2. Can you provide a customer reference from a hiring manager user of your platform? Perhaps a VP of Marketing or Director of Engineering?
If you aren’t asking your vendor to send you a customer reference that’s NOT on the recruiting team, then you’re missing the mark. Your time to hire is a minimum of 3x faster when you’re hiring managers actually approve reqs, screen applicants, rate candidates, and make hiring decisions without your recruiting team handholding them through every step in the process. This means that they need to love the product as much as you do – and immediately. It can’t be hard to use. It can’t be hard to train. So, hear it from the horses mouth – it’s a logical ask!
3. How can I track my cost per hire? Show me.
Oh, reporting. You love it, hate it, and inevitably need to learn how to use it at the eleventh hour as the CEO is demanding that an obscure metric be delivered before he leaves for the day. What’s even worse is when you need to pull data from your HRIS, ATS, job distribution, and assessment tools in order to get the answer. Newsflash: It should all be there, in the recruiting platform. Cost per hire is as important, if not more, than time to fill. With all the tools out there today, it’s shocking that not one ATS has been able to give a customer that metric without saying the word “integration” or “custom fields.” Not cool. So do yourself a favor and know what you’re getting into – how hard will it be for you to get what you need?

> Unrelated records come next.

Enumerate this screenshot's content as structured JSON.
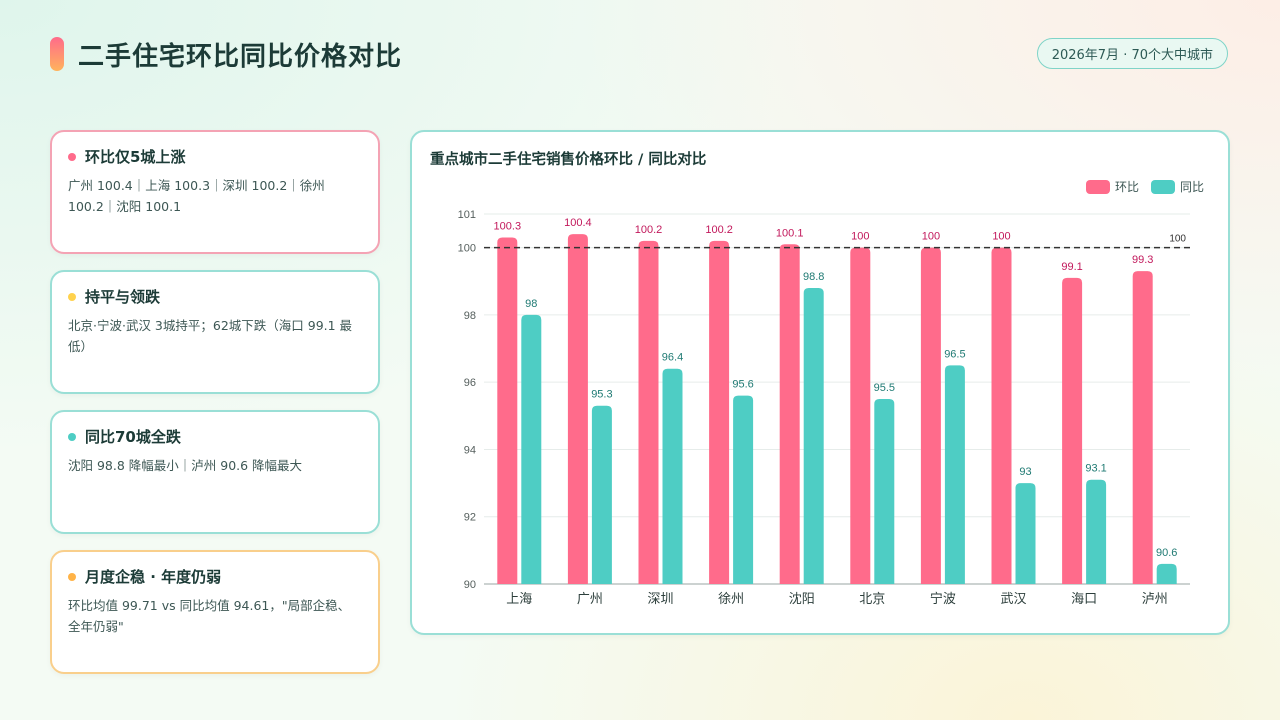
{
  "page": {
    "title": "二手住宅环比同比价格对比",
    "badge": "2026年7月 · 70个大中城市"
  },
  "cards": [
    {
      "title": "环比仅5城上涨",
      "text": "广州 100.4｜上海 100.3｜深圳 100.2｜徐州 100.2｜沈阳 100.1",
      "dot_color": "#ff6b8b",
      "border": "pink"
    },
    {
      "title": "持平与领跌",
      "text": "北京·宁波·武汉 3城持平；62城下跌（海口 99.1 最低）",
      "dot_color": "#ffd24d",
      "border": "teal"
    },
    {
      "title": "同比70城全跌",
      "text": "沈阳 98.8 降幅最小｜泸州 90.6 降幅最大",
      "dot_color": "#4ecdc4",
      "border": "teal"
    },
    {
      "title": "月度企稳 · 年度仍弱",
      "text": "环比均值 99.71 vs 同比均值 94.61，\"局部企稳、全年仍弱\"",
      "dot_color": "#ffb347",
      "border": "orange"
    }
  ],
  "chart_data": {
    "type": "bar",
    "title": "重点城市二手住宅销售价格环比 / 同比对比",
    "categories": [
      "上海",
      "广州",
      "深圳",
      "徐州",
      "沈阳",
      "北京",
      "宁波",
      "武汉",
      "海口",
      "泸州"
    ],
    "series": [
      {
        "name": "环比",
        "color": "#ff6b8b",
        "label_color": "#c2185b",
        "values": [
          100.3,
          100.4,
          100.2,
          100.2,
          100.1,
          100,
          100,
          100,
          99.1,
          99.3
        ]
      },
      {
        "name": "同比",
        "color": "#4ecdc4",
        "label_color": "#1f7a73",
        "values": [
          98,
          95.3,
          96.4,
          95.6,
          98.8,
          95.5,
          96.5,
          93,
          93.1,
          90.6
        ]
      }
    ],
    "ylim": [
      90,
      101
    ],
    "yticks": [
      90,
      92,
      94,
      96,
      98,
      100,
      101
    ],
    "reference_line": {
      "value": 100,
      "label": "100"
    },
    "legend_position": "top-right",
    "grid": true
  }
}
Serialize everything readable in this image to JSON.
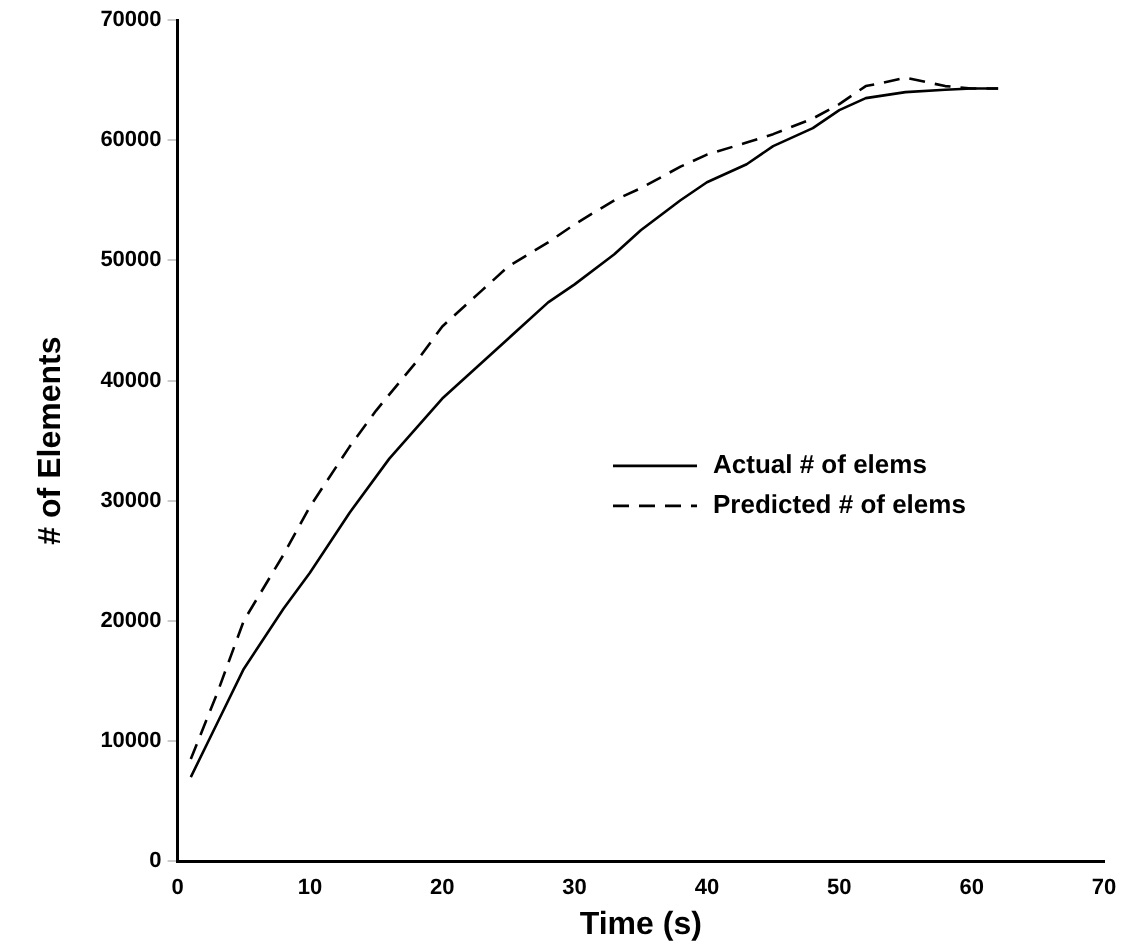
{
  "chart_data": {
    "type": "line",
    "xlabel": "Time (s)",
    "ylabel": "# of Elements",
    "xlim": [
      0,
      70
    ],
    "xticks": [
      0,
      10,
      20,
      30,
      40,
      50,
      60,
      70
    ],
    "ylim": [
      0,
      70000
    ],
    "yticks": [
      0,
      10000,
      20000,
      30000,
      40000,
      50000,
      60000,
      70000
    ],
    "grid": false,
    "legend": "right",
    "marker": "none",
    "series": [
      {
        "name": "Actual # of elems",
        "color": "#000000",
        "line_style": "solid",
        "x": [
          1,
          3,
          5,
          8,
          10,
          13,
          16,
          18,
          20,
          23,
          25,
          28,
          30,
          33,
          35,
          38,
          40,
          43,
          45,
          48,
          50,
          52,
          55,
          58,
          60,
          62
        ],
        "values": [
          7000,
          11500,
          16000,
          21000,
          24000,
          29000,
          33500,
          36000,
          38500,
          41500,
          43500,
          46500,
          48000,
          50500,
          52500,
          55000,
          56500,
          58000,
          59500,
          61000,
          62500,
          63500,
          64000,
          64200,
          64300,
          64300
        ]
      },
      {
        "name": "Predicted # of elems",
        "color": "#000000",
        "line_style": "dashed",
        "x": [
          1,
          3,
          5,
          8,
          10,
          13,
          15,
          18,
          20,
          23,
          25,
          28,
          30,
          33,
          35,
          38,
          40,
          43,
          45,
          48,
          50,
          52,
          53,
          55,
          58,
          60,
          62
        ],
        "values": [
          8500,
          14000,
          20000,
          25500,
          29500,
          34500,
          37500,
          41500,
          44500,
          47500,
          49500,
          51500,
          53000,
          55000,
          56000,
          57800,
          58800,
          59800,
          60500,
          61800,
          63000,
          64500,
          64700,
          65200,
          64500,
          64300,
          64300
        ]
      }
    ]
  }
}
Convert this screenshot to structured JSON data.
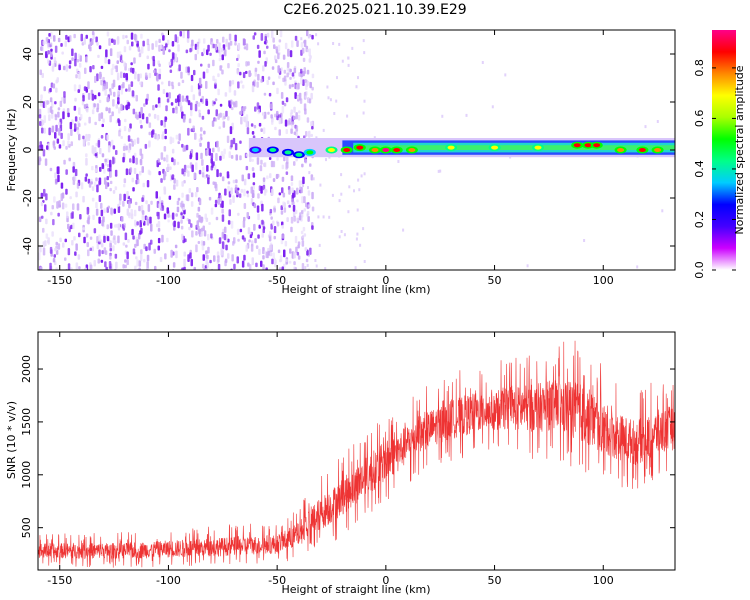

4. What are the three things you were hoping you wouldn’t need to show me?
Every sales rep is hoping and praying that you don’t ask to see one (or two) things. It’s impossible to be everything to every customer, and though platforms can come close, it’s important that you know exactly where those gaps are as they relate to your organization. So ask, and ask more than one person on the vendor team. Guessing what the weaknesses are for each vendor on your list will surely lead you astray.
5. How do you define hiring success?
If the vendor can’t define what hiring success means to them and their existing customers, you’re already in trouble. Isn’t that the point of the tool? What should be more important, is how you will be able to know and report on whether or not you’re being successful. It should be embedded into every corner of the product, visible to hiring teams helping you engage candidates, and easily accessible by executives that may need to be giving more attention to areas of the business that are struggling to hire quickly. Quality should be clear, measurable, and consist across every internal team, and the results should be celebrated. Look for real metrics, product features, and specific explanations from your vendors. Vague, hypothetical answers aren’t going to get you anywhere or make you look like a rockstar when literal, actionable hiring success is the only thing you care about once the tool is live.
A company’s true value rests almost entirely in it’s talent, so your ATS should and can be how you find, assess, and hire that talent as efficiently as possible. It is an invaluable asset to an organization of any size. So, ask the tough questions and demand honest answers.